May was a busy month, the major headline being the Colonial Pipeline outage. Compared to April, the overall price of oil was much higher in May, and prices should continue to trend upwards as we head into June and the summer driving season takes off. The following graph shows the daily price movements over the past three months:
May started the month with positive news as the US, Europe, and China loosened their travel restrictions. The reopening of these countries led the belief that demand will soon follow as things attempt to get back to normal. This caused prices to surpass $65/barrel.
Shortly after that, things took a turn for the worse with a cyberattack on the Colonial Pipeline. The pipeline runs from Houston through some southeast states and all the way up the East Coast toward New York. Millions of gallons of refined fuels are transported through the pipeline each day. As a result, many markets depend on its supply and this caused logistical nightmares in the southeast. Colonial was able to restart production May 12th at 5PM ET, but it took another 7-10 days for the markets to recover and normalize.

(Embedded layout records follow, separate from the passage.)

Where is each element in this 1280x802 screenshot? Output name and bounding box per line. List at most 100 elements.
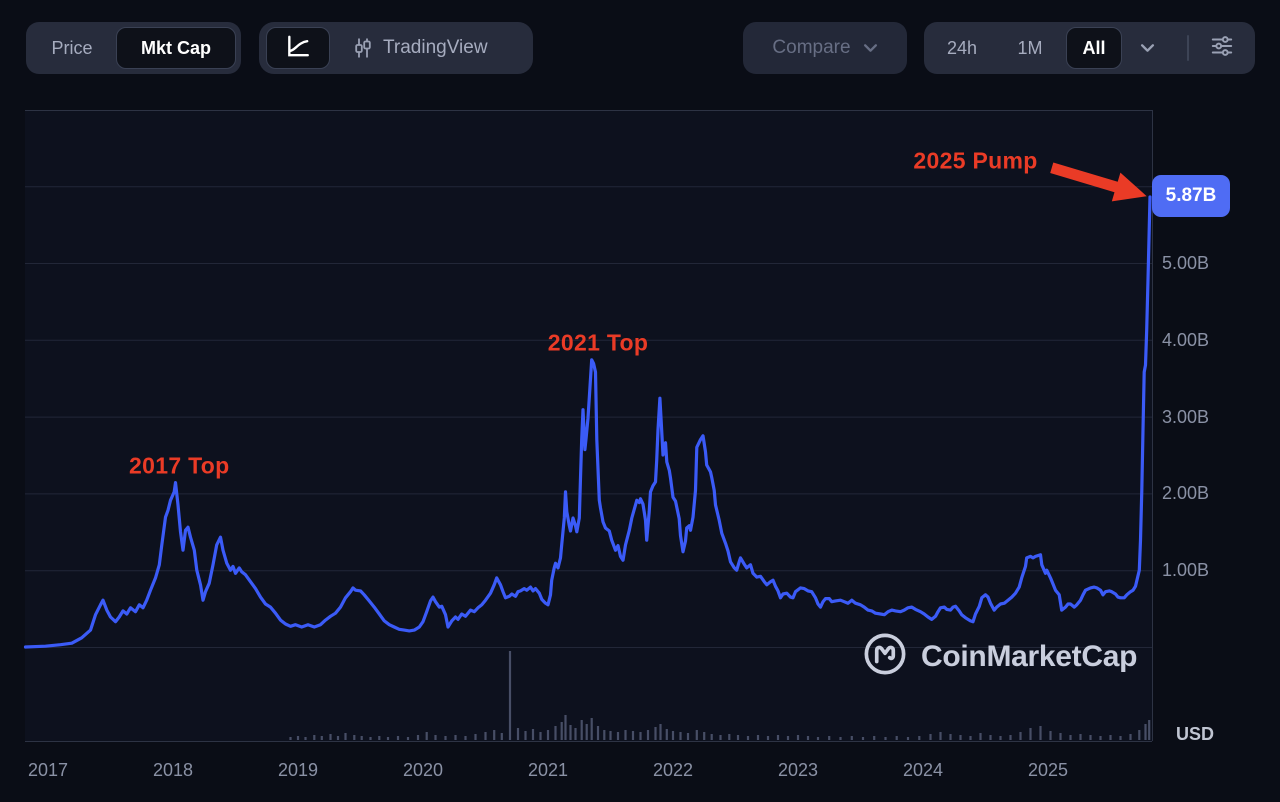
time-range-group: 24h 1M All: [924, 22, 1255, 74]
volume-bar: [516, 728, 520, 740]
volume-bar: [320, 736, 323, 740]
tradingview-button[interactable]: [351, 36, 375, 65]
tradingview-label[interactable]: TradingView: [383, 37, 488, 58]
coinmarketcap-logo-icon: [862, 631, 908, 682]
volume-bar: [546, 730, 550, 740]
volume-bar: [560, 722, 563, 740]
chart-settings-button[interactable]: [1208, 35, 1236, 61]
volume-bar: [884, 737, 887, 740]
sliders-icon: [1209, 33, 1235, 64]
volume-bar: [989, 735, 992, 740]
volume-bar: [710, 734, 713, 740]
volume-bar: [1099, 736, 1102, 740]
range-24h-button[interactable]: 24h: [946, 38, 978, 58]
volume-bar: [1144, 724, 1147, 740]
volume-bar: [425, 732, 428, 740]
price-line: [23, 195, 1152, 649]
volume-bar: [406, 737, 410, 740]
volume-bar: [378, 736, 381, 740]
volume-bar: [1049, 731, 1052, 740]
y-axis-label: 3.00B: [1162, 406, 1210, 427]
watermark-text: CoinMarketCap: [921, 639, 1138, 673]
volume-bar: [786, 736, 790, 740]
x-axis-label: 2023: [777, 760, 819, 780]
volume-bar: [1019, 732, 1022, 740]
volume-bar: [979, 733, 982, 740]
volume-bar: [1129, 734, 1132, 740]
chart-toolbar: Price Mkt Cap: [0, 0, 1280, 96]
volume-bar: [484, 732, 487, 740]
x-axis-label: 2024: [902, 760, 944, 780]
annotation-2021-top: 2021 Top: [547, 329, 649, 356]
volume-bar: [679, 732, 682, 740]
volume-bar: [603, 730, 606, 740]
volume-bar: [736, 735, 740, 740]
volume-bar: [1039, 726, 1042, 740]
volume-bar: [289, 737, 292, 740]
volume-bar: [756, 735, 760, 740]
line-chart-icon: [285, 33, 311, 64]
volume-bar: [434, 735, 437, 740]
volume-bar: [695, 730, 698, 740]
volume-bar: [508, 651, 512, 740]
toolbar-divider: [1187, 35, 1189, 61]
volume-bar: [416, 735, 420, 740]
x-axis-label: 2019: [277, 760, 319, 780]
volume-bar: [474, 734, 477, 740]
volume-bar: [1069, 735, 1072, 740]
volume-bar: [1089, 735, 1092, 740]
volume-bar: [895, 736, 898, 740]
volume-bar: [386, 737, 390, 740]
volume-bar: [918, 736, 921, 740]
currency-label: USD: [1176, 724, 1215, 744]
x-axis-label: 2025: [1027, 760, 1069, 780]
volume-bar: [806, 736, 810, 740]
compare-label: Compare: [772, 37, 851, 58]
volume-bar: [531, 729, 535, 740]
volume-bar: [1009, 735, 1012, 740]
mkt-cap-tab[interactable]: Mkt Cap: [116, 27, 236, 69]
volume-bar: [850, 736, 853, 740]
volume-bar: [493, 730, 496, 740]
volume-bar: [464, 736, 467, 740]
volume-bar: [396, 736, 400, 740]
x-axis-label: 2018: [152, 760, 194, 780]
volume-bar: [369, 737, 372, 740]
x-axis-label: 2020: [402, 760, 444, 780]
chevron-down-icon: [1140, 40, 1155, 58]
volume-bar: [360, 736, 363, 740]
coinmarketcap-watermark: CoinMarketCap: [862, 631, 1137, 682]
volume-bar: [728, 734, 731, 740]
volume-bar: [816, 737, 820, 740]
price-tab[interactable]: Price: [51, 38, 93, 58]
volume-bar: [1079, 734, 1082, 740]
x-axis-label: 2021: [527, 760, 569, 780]
line-chart-button[interactable]: [266, 27, 330, 69]
y-axis-label: 5.00B: [1162, 253, 1210, 273]
volume-bar: [939, 732, 942, 740]
volume-bar: [569, 725, 572, 740]
range-more-button[interactable]: [1137, 43, 1157, 55]
volume-bar: [524, 731, 527, 740]
volume-bar: [639, 732, 642, 740]
volume-bar: [596, 726, 600, 740]
compare-button[interactable]: Compare: [743, 22, 907, 74]
volume-bar: [631, 731, 635, 740]
y-axis-label: 4.00B: [1162, 329, 1210, 350]
volume-bar: [776, 735, 780, 740]
annotation-2017-top: 2017 Top: [129, 452, 230, 479]
volume-bar: [1138, 730, 1141, 740]
volume-bar: [828, 736, 831, 740]
range-1m-button[interactable]: 1M: [1017, 38, 1043, 58]
volume-bar: [999, 736, 1002, 740]
volume-bar: [929, 734, 932, 740]
volume-bar: [906, 737, 910, 740]
pump-arrow-icon: [1050, 162, 1147, 202]
volume-bar: [766, 736, 770, 740]
volume-bar: [616, 732, 620, 740]
volume-bar: [590, 718, 593, 740]
volume-bar: [539, 732, 542, 740]
range-all-button[interactable]: All: [1066, 27, 1122, 69]
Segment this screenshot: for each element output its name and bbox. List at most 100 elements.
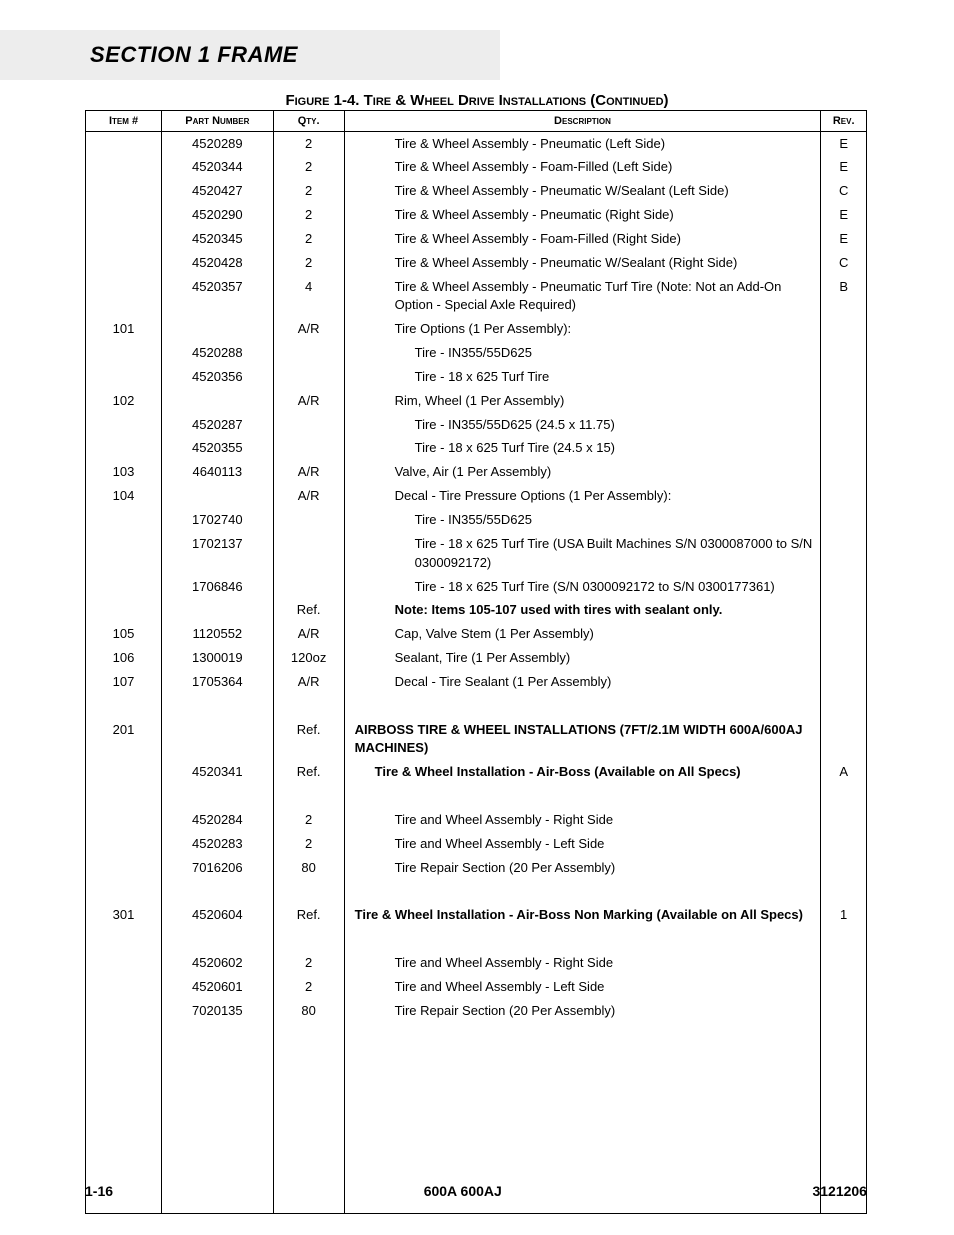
cell-part: 4520345 <box>162 227 274 251</box>
cell-part: 4520357 <box>162 275 274 318</box>
cell-item <box>86 952 162 976</box>
cell-rev <box>821 575 867 599</box>
cell-part: 4520287 <box>162 413 274 437</box>
cell-item: 105 <box>86 623 162 647</box>
cell-item <box>86 808 162 832</box>
cell-part: 1300019 <box>162 647 274 671</box>
cell-qty <box>273 880 344 904</box>
cell-part <box>162 928 274 952</box>
cell-desc: Tire and Wheel Assembly - Left Side <box>344 832 821 856</box>
cell-qty: A/R <box>273 318 344 342</box>
footer-left: 1-16 <box>85 1183 113 1199</box>
cell-qty: 2 <box>273 832 344 856</box>
cell-rev: A <box>821 761 867 785</box>
cell-qty: A/R <box>273 623 344 647</box>
cell-desc: Tire and Wheel Assembly - Right Side <box>344 952 821 976</box>
cell-item <box>86 856 162 880</box>
cell-rev <box>821 718 867 761</box>
cell-desc: Tire & Wheel Installation - Air-Boss (Av… <box>344 761 821 785</box>
cell-desc: Tire and Wheel Assembly - Right Side <box>344 808 821 832</box>
table-row: 45206022Tire and Wheel Assembly - Right … <box>86 952 867 976</box>
cell-part: 4520355 <box>162 437 274 461</box>
table-row: 45203452Tire & Wheel Assembly - Foam-Fil… <box>86 227 867 251</box>
cell-desc: Tire - 18 x 625 Turf Tire (USA Built Mac… <box>344 532 821 575</box>
header-desc: Description <box>344 111 821 132</box>
cell-item <box>86 251 162 275</box>
cell-desc: Sealant, Tire (1 Per Assembly) <box>344 647 821 671</box>
cell-rev: B <box>821 275 867 318</box>
cell-item: 201 <box>86 718 162 761</box>
cell-desc: Cap, Valve Stem (1 Per Assembly) <box>344 623 821 647</box>
cell-part: 4520341 <box>162 761 274 785</box>
table-row: 102A/RRim, Wheel (1 Per Assembly) <box>86 389 867 413</box>
cell-part: 4520601 <box>162 975 274 999</box>
cell-part: 4520602 <box>162 952 274 976</box>
cell-rev: E <box>821 227 867 251</box>
cell-rev: C <box>821 251 867 275</box>
cell-desc: Tire - IN355/55D625 <box>344 509 821 533</box>
cell-part <box>162 880 274 904</box>
cell-qty: A/R <box>273 670 344 694</box>
cell-item <box>86 275 162 318</box>
cell-item <box>86 156 162 180</box>
cell-qty: 80 <box>273 856 344 880</box>
cell-rev: C <box>821 180 867 204</box>
cell-part <box>162 599 274 623</box>
table-row: 4520356Tire - 18 x 625 Turf Tire <box>86 365 867 389</box>
section-header-bar: SECTION 1 FRAME <box>0 30 500 80</box>
parts-table: Item # Part Number Qty. Description Rev.… <box>85 110 867 1214</box>
table-row: 45202842Tire and Wheel Assembly - Right … <box>86 808 867 832</box>
cell-qty: 2 <box>273 975 344 999</box>
table-header: Item # Part Number Qty. Description Rev. <box>86 111 867 132</box>
cell-item <box>86 413 162 437</box>
cell-part: 7016206 <box>162 856 274 880</box>
cell-qty: 2 <box>273 156 344 180</box>
cell-rev <box>821 413 867 437</box>
cell-desc: Tire & Wheel Assembly - Pneumatic Turf T… <box>344 275 821 318</box>
page-footer: 1-16 600A 600AJ 3121206 <box>85 1183 867 1199</box>
cell-desc: Valve, Air (1 Per Assembly) <box>344 461 821 485</box>
cell-desc <box>344 694 821 718</box>
table-body: 45202892Tire & Wheel Assembly - Pneumati… <box>86 132 867 1214</box>
cell-desc: Tire & Wheel Assembly - Foam-Filled (Rig… <box>344 227 821 251</box>
cell-item: 301 <box>86 904 162 928</box>
cell-part: 4520428 <box>162 251 274 275</box>
cell-qty: Ref. <box>273 761 344 785</box>
table-row: 4520288Tire - IN355/55D625 <box>86 342 867 366</box>
cell-desc: Tire & Wheel Assembly - Foam-Filled (Lef… <box>344 156 821 180</box>
cell-qty: A/R <box>273 389 344 413</box>
table-row <box>86 694 867 718</box>
cell-qty: Ref. <box>273 599 344 623</box>
footer-right: 3121206 <box>812 1183 867 1199</box>
table-row: 45206012Tire and Wheel Assembly - Left S… <box>86 975 867 999</box>
cell-rev <box>821 461 867 485</box>
cell-rev <box>821 785 867 809</box>
cell-rev <box>821 999 867 1023</box>
table-row <box>86 928 867 952</box>
cell-part: 4520356 <box>162 365 274 389</box>
cell-rev <box>821 318 867 342</box>
cell-item <box>86 575 162 599</box>
cell-rev <box>821 623 867 647</box>
cell-part: 7020135 <box>162 999 274 1023</box>
cell-part: 4640113 <box>162 461 274 485</box>
cell-part: 4520427 <box>162 180 274 204</box>
table-row: 201Ref.AIRBOSS TIRE & WHEEL INSTALLATION… <box>86 718 867 761</box>
figure-title: Figure 1-4. Tire & Wheel Drive Installat… <box>0 92 954 109</box>
cell-rev <box>821 599 867 623</box>
cell-desc: Tire and Wheel Assembly - Left Side <box>344 975 821 999</box>
cell-rev <box>821 437 867 461</box>
cell-qty <box>273 413 344 437</box>
cell-part: 1702137 <box>162 532 274 575</box>
table-row: 45203574Tire & Wheel Assembly - Pneumati… <box>86 275 867 318</box>
cell-part: 1120552 <box>162 623 274 647</box>
cell-part: 4520284 <box>162 808 274 832</box>
table-row: 3014520604Ref.Tire & Wheel Installation … <box>86 904 867 928</box>
cell-part <box>162 389 274 413</box>
cell-desc: Decal - Tire Sealant (1 Per Assembly) <box>344 670 821 694</box>
cell-desc: Tire - 18 x 625 Turf Tire (24.5 x 15) <box>344 437 821 461</box>
cell-desc: AIRBOSS TIRE & WHEEL INSTALLATIONS (7FT/… <box>344 718 821 761</box>
table-row: 45202832Tire and Wheel Assembly - Left S… <box>86 832 867 856</box>
table-row <box>86 785 867 809</box>
header-rev: Rev. <box>821 111 867 132</box>
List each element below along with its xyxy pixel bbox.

In mid-May after the pipeline situation calmed, oil prices dipped briefly. The reasons for the short relief with pricing were due to the US and Iran progressing on the nuclear deal, as well as inflation concerns with the CPI rising by 4.2%. After the dip, prices continued to rise in May before oil hit a multi-year high at about $67/barrel.
The graphs below show the movement of crude oil (converted to gallons) along with wholesale and retail fuel prices over the trailing 15 months:
Refined fuel prices versus oil continue to be elevated as they rose further in May, as indicated by the 3-2-1 crack spread graph shown below. As a refresher, the 3-2-1 crack spread is based on a rough calculation that three barrels of oil can be refined into two barrels of gas and one barrel of diesel fuel. The crack spread has remained high primarily due to increasing demand for refined fuels.
Refined fuel prices rose in May compared to April. Although retail gas and diesel prices increased in May as well, they did not rise as quickly causing margins for both products to slightly lessen compared to the previous month. We typically don’t see large margins when prices are increasing, as the pumps are quick to adjust their pricing up, but not so quick to move their prices down when prices fall. The following graph shows the retail margins over the trailing 15 months:
There was a flurry of activity in the month of May which concluded with oil finishing around $67/barrel. The unofficial start of summer has given the market hope as evident with increasing prices. Even though we might not see pre COVID-19 demand levels with gas, numbers are exceeding projections so far. Oil is inching towards $70/barrel, which is around where Sokolis Group has believed it will finish the year. A few factors that might keep it from getting much higher include OPEC+ meeting June 1st and Iran supply coming back online. The current assumption is that OPEC+ will leave their plans unchanged, but if oil prices continue to rise, they could revisit allowing more supply back into the market.